The Natchalnik having got up a party, we proceeded in light cars of the country to Ravanitza, a convent two or three hours off in the mountains to the eastward. The country was gently undulating, cultivated, and mostly inclosed, the roads not bad, and the ensemble such as English landscapes were represented to be half a century ago. When we approached Ravanitza we were again lost in the forest. Ascending by the side of a mountain-rill, the woods opened, and the convent rose in an amphitheatre at the foot of an abrupt rocky mountain; a pleasing spot, but wanting the grandeur and beauty of the sites on the Bosniac frontier.
[Illustration: Ravanitza.]
The superior was a tall, polite, middle-aged man. “I expected you long ago,” said he; “the Archbishop advised me of your arrival: but we thought something might have happened, or that you had missed us.”
“I prolonged my tour,” said I, “beyond the limits of my original project.

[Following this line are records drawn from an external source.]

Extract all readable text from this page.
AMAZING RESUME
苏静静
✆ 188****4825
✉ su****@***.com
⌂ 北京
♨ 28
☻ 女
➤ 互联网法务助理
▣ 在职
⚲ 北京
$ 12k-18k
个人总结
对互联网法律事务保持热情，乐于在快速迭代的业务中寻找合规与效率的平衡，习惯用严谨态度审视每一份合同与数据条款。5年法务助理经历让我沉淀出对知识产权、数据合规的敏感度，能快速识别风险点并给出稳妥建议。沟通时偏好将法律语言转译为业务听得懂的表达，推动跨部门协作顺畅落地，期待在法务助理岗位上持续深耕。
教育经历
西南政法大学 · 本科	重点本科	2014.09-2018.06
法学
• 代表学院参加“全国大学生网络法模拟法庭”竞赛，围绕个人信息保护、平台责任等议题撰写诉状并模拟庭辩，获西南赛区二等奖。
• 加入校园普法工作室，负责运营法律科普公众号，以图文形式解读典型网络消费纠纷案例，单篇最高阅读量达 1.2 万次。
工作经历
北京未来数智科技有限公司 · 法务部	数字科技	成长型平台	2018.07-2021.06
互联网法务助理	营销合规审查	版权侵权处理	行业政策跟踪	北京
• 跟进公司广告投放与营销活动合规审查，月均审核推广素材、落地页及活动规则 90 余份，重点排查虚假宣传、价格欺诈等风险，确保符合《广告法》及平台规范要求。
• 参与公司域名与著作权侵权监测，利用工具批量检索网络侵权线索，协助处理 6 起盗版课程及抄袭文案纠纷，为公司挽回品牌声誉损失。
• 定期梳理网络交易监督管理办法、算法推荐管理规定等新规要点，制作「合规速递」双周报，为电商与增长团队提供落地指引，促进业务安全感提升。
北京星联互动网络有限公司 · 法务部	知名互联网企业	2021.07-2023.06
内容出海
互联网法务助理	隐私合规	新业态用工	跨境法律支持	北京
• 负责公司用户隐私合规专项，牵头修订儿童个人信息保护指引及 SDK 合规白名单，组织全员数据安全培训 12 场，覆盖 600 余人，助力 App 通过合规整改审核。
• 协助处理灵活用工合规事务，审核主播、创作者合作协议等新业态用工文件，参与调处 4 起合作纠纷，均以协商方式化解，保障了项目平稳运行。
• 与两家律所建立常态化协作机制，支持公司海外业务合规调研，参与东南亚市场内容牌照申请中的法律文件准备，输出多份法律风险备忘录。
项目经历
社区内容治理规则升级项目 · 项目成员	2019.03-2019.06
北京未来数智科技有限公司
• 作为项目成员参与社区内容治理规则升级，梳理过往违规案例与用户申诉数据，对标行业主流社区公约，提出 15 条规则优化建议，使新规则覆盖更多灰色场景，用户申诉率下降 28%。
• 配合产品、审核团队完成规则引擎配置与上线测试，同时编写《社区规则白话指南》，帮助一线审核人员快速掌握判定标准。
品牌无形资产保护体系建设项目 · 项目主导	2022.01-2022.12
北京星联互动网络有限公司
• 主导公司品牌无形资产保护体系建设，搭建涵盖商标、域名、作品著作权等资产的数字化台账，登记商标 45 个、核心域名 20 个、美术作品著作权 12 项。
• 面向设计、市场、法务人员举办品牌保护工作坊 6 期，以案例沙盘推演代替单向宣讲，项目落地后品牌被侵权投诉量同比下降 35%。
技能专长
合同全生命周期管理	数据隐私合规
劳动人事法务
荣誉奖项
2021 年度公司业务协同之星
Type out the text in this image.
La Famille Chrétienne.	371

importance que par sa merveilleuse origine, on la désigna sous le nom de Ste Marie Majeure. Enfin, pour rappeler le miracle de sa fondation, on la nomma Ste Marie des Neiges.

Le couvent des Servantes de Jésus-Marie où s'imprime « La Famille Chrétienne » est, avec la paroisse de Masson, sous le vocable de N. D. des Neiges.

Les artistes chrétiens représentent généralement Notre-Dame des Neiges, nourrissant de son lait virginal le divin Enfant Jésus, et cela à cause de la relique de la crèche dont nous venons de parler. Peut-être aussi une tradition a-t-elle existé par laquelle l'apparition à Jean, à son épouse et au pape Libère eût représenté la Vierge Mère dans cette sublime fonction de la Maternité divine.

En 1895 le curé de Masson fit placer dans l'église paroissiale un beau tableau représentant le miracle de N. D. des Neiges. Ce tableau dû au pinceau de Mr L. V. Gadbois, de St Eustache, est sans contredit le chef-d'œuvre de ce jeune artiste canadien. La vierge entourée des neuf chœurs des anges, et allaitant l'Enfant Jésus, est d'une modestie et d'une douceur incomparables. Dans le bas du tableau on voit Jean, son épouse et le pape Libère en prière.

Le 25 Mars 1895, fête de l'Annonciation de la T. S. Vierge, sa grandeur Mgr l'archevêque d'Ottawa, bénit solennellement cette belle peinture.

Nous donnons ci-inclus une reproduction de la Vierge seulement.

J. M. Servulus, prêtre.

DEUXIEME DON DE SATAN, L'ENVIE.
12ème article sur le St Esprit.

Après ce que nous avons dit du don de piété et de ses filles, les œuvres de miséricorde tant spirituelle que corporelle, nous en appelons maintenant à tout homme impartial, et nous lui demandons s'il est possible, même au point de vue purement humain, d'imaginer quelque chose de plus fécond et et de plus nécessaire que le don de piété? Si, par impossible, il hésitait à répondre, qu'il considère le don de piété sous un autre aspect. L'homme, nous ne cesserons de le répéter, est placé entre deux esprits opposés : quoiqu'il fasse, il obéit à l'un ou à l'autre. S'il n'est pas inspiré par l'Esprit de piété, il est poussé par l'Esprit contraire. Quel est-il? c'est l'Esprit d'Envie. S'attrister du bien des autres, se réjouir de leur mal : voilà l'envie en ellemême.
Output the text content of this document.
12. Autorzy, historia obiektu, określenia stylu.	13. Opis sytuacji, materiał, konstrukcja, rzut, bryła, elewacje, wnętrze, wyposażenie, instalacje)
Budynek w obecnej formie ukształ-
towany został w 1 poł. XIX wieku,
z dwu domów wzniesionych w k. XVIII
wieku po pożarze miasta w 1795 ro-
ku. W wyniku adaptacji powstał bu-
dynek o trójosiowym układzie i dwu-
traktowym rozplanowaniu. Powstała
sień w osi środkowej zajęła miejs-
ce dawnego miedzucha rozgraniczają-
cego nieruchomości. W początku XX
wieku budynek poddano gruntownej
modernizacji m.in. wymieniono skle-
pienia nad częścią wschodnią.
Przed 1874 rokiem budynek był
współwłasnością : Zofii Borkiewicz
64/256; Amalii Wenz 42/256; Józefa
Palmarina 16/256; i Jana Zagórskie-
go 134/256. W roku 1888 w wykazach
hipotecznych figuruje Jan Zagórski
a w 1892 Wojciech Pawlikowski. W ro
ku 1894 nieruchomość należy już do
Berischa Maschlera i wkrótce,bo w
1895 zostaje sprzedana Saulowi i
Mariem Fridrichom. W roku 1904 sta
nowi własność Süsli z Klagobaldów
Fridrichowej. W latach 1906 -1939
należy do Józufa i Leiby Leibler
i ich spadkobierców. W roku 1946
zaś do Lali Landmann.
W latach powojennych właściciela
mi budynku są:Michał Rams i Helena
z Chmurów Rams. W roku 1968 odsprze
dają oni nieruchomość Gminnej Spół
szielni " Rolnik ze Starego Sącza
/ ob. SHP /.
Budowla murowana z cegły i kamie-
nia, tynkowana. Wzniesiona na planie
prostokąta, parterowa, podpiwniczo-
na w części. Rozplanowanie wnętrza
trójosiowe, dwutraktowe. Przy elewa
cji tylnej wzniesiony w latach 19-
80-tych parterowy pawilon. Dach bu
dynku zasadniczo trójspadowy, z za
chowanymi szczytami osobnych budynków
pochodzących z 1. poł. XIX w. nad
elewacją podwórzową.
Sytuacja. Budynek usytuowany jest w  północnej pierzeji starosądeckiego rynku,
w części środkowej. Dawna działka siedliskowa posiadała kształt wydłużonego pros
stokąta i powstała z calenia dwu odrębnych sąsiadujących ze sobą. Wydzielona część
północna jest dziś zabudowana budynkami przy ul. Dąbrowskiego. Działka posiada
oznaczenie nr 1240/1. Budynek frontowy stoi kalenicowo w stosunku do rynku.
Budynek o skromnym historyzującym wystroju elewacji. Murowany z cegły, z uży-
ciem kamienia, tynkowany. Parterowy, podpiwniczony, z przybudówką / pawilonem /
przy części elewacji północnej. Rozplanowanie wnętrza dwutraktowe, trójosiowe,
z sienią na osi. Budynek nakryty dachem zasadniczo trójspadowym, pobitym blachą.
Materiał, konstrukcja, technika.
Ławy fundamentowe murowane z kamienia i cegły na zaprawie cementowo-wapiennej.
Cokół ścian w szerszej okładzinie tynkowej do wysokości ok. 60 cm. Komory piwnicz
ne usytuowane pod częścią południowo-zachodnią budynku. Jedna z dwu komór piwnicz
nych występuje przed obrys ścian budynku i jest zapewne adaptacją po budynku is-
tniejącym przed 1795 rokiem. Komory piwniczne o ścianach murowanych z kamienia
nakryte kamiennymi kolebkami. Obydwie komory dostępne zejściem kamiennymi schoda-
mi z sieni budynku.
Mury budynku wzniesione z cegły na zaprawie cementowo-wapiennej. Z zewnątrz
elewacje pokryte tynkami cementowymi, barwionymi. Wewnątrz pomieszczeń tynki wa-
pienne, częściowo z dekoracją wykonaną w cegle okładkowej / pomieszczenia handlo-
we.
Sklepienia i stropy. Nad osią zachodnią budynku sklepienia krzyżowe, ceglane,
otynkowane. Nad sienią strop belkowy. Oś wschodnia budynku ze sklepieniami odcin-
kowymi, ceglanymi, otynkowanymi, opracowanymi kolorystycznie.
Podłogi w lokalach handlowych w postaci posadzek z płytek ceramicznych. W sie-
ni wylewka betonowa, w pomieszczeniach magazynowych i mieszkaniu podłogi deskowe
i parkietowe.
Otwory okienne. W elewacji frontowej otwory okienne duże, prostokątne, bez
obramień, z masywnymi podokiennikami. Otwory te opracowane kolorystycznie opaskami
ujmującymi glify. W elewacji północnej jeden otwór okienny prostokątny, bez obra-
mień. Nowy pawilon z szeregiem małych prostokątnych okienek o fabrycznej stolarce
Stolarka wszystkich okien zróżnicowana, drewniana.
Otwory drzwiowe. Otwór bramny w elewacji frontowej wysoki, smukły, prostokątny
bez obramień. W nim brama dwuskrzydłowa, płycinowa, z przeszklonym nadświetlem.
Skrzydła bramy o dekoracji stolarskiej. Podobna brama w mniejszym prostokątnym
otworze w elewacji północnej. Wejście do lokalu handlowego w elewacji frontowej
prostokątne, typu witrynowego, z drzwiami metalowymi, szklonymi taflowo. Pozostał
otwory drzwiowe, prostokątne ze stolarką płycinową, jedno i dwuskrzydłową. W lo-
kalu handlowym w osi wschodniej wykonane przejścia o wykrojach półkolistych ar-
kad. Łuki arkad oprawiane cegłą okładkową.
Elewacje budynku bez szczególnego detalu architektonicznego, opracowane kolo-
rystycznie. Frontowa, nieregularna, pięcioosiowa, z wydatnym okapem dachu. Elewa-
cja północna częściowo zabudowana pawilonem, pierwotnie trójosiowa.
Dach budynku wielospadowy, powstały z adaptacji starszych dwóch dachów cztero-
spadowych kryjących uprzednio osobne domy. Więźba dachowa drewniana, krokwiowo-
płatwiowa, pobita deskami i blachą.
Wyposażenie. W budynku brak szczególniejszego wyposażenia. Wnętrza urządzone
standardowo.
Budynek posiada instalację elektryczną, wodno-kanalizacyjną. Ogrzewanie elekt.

The circumstance of this convent having been the burial-place of Knes Lasar, was a sufficient motive for my on no account missing a sight of it.”
The superior now led us into the refectory, where a long table had been laid out for dinner, for with the number of Tiuprians, as well as the monks of this convent, and some from the neighbouring convent of Manasia, we mustered a very numerous and very gay party. The wine was excellent; and I could not help thinking with the jovial Abbot of Quimper:
“Quand nos joyeux verres
Se font des le matin,
Tout le jour, mes freres,
Devient un festin.”
By dint of interlarding my discourse with sundry apophthegms of Bacon, and stale paradoxes of Rochefoucaud, I passed current throughout Servia considerably above my real value; so after the usual toasts due to the powers that be, the superior proposed my health in a very long harangue. Before I had time to reply, the party broke into the beautiful hymn for longevity, which I had heard pealing in the cathedral of Belgrade for the return of Wucics and Petronievitch. I assured them that I was unworthy of such an honour, but could not help remarking that this hymn “for many years” immediately after the drinking of a health, was one of the most striking and beautiful customs I had noticed in Servia.
A very curious discussion arose after dinner, relative to the different footing of Servians in Austria, and Austrians in Servia. The former when in Austria, are under the Austrian law; the latter in Servia, under the jurisdiction of their own consul. Being appealed to, I explained that in former times the Ottoman Sultans easily permitted consular jurisdiction in Turkey, without stipulating corresponding privileges for their own subjects; for Christendom, and particularly Austria, was considered Dar El Harb, or perpetually the seat of war, in which it was illegal for subjects of the Sultan to reside.